Considerando o aspecto econômico acerca da evolução da administração pública no Brasil, o modelo burocrático foi amplamente influenciado pelo crescimento
- A)da oligarquia.
Errada, porque oligarquia remete ao poder concentrado de grupos dominantes, mais ligado ao patrimonialismo do que ao fortalecimento do modelo burocrático.
- B)do clientelismo.
Errada, porque clientelismo é justamente um traço típico do patrimonialismo, baseado em favores e relações pessoais, e não do padrão burocrático racional-legal.
- C)da meritocracia.
Errada, porque a meritocracia é uma característica interna da burocracia, mas não o fator econômico que impulsionou sua evolução.
- D)da agricultura mercantil.
Errada, porque a agricultura mercantil se associa mais à economia tradicional e rural, não ao cenário que favoreceu a burocratização do Estado.
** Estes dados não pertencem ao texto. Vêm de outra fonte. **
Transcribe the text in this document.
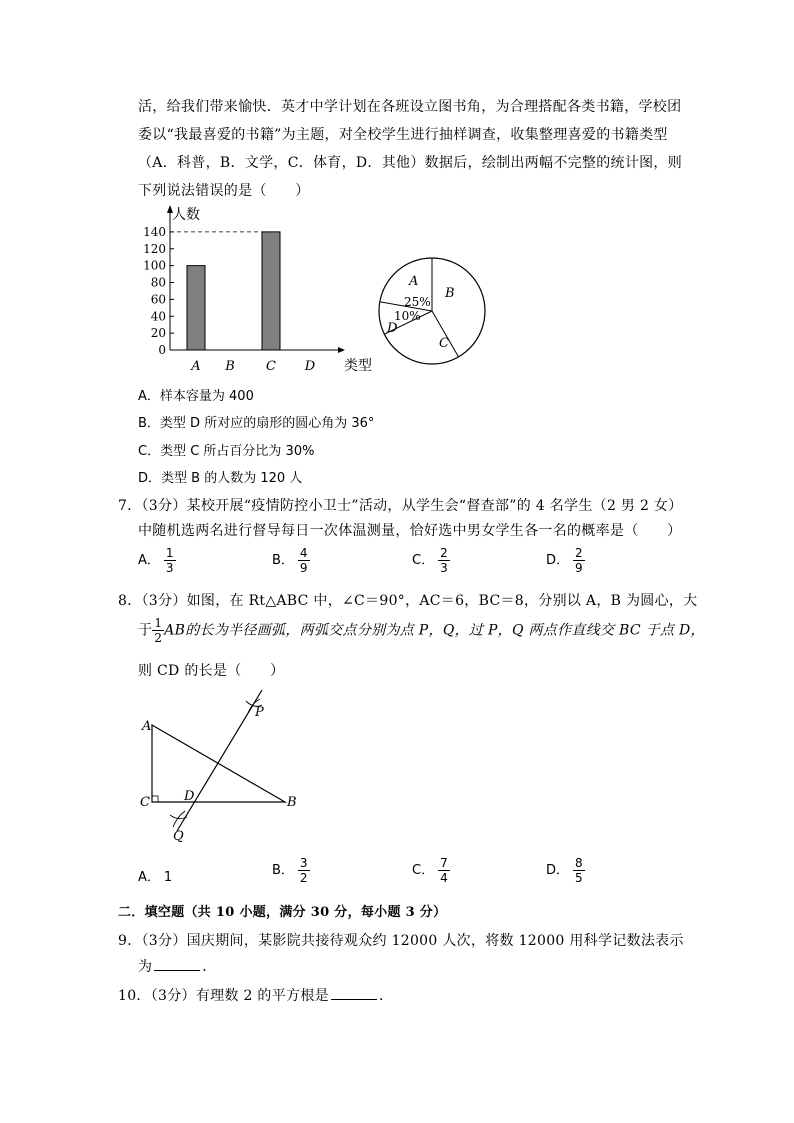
活，给我们带来愉快．英才中学计划在各班设立图书角，为合理搭配各类书籍，学校团
委以“我最喜爱的书籍”为主题，对全校学生进行抽样调查，收集整理喜爱的书籍类型
（A．科普，B．文学，C．体育，D．其他）数据后，绘制出两幅不完整的统计图，则
下列说法错误的是（　　）
人数
类型
0
20
40
60
80
100
120
140
A B C D
A
B
C
D
25%
10%
A．样本容量为 400
B．类型 D 所对应的扇形的圆心角为 36°
C．类型 C 所占百分比为 30%
D．类型 B 的人数为 120 人
7．（3分）某校开展“疫情防控小卫士”活动，从学生会“督查部”的 4 名学生（2 男 2 女）
中随机选两名进行督导每日一次体温测量，恰好选中男女学生各一名的概率是（　　）
A． $\frac{1}{3}$	B． $\frac{4}{9}$	C． $\frac{2}{3}$	D． $\frac{2}{9}$
8．（3分）如图，在 Rt△ABC 中，∠C＝90°，AC＝6，BC＝8，分别以 A，B 为圆心，大
于 $\frac{1}{2}$ AB的长为半径画弧，两弧交点分别为点 P，Q，过 P，Q 两点作直线交 BC 于点 D，
则 CD 的长是（　　）
A
C	D	B
P
Q
A． 1	B． $\frac{3}{2}$	C． $\frac{7}{4}$	D． $\frac{8}{5}$
二．填空题（共 10 小题，满分 30 分，每小题 3 分）
9．（3分）国庆期间，某影院共接待观众约 12000 人次，将数 12000 用科学记数法表示
为	．
10．（3分）有理数 2 的平方根是	．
- E)do capitalismo industrial.
Certa, porque o modelo burocrático foi fortalecido no contexto de expansão do capitalismo industrial, que exigiu maior racionalidade, controle e impessoalidade na gestão pública.
Gabarito: E
A evolução da administração pública no Brasil costuma ser cobrada em três fases clássicas: patrimonialista, burocrática e gerencial. No modelo burocrático, a ideia central era quebrar o velho jeitinho patrimonialista, trazendo regras, cargos estáveis, hierarquia, impessoalidade e seleção por mérito. Em outras palavras: sair da lógica do favor e entrar na lógica do procedimento. No aspecto econômico, esse modelo apareceu ligado à mudança de um Estado mais próximo de uma economia agrária e tradicional para uma realidade de expansão urbana e industrial. O crescimento do capitalismo industrial exigiu uma máquina pública mais previsível, racional e organizada, capaz de lidar com tributos, regulação, serviços e maior complexidade social. Por isso, o gabarito é a letra E. A burocracia não nasce para celebrar a velha elite rural nem para reforçar clientelismo; ela surge justamente para responder às demandas de uma economia capitalista em expansão, com mais mercado, mais Estado e mais necessidade de controle administrativo. Esse é o tipo de associação que a FGV adora: modelo administrativo + contexto econômico + palavra-chave histórica. Em termos doutrinários, essa leitura é compatível com a clássica visão de reforma do Estado no Brasil, especialmente a passagem do patrimonialismo para a burocracia inspirada em Weber, e depois para a administração gerencial, como destacam autores como Bresser-Pereira e a literatura de administração pública.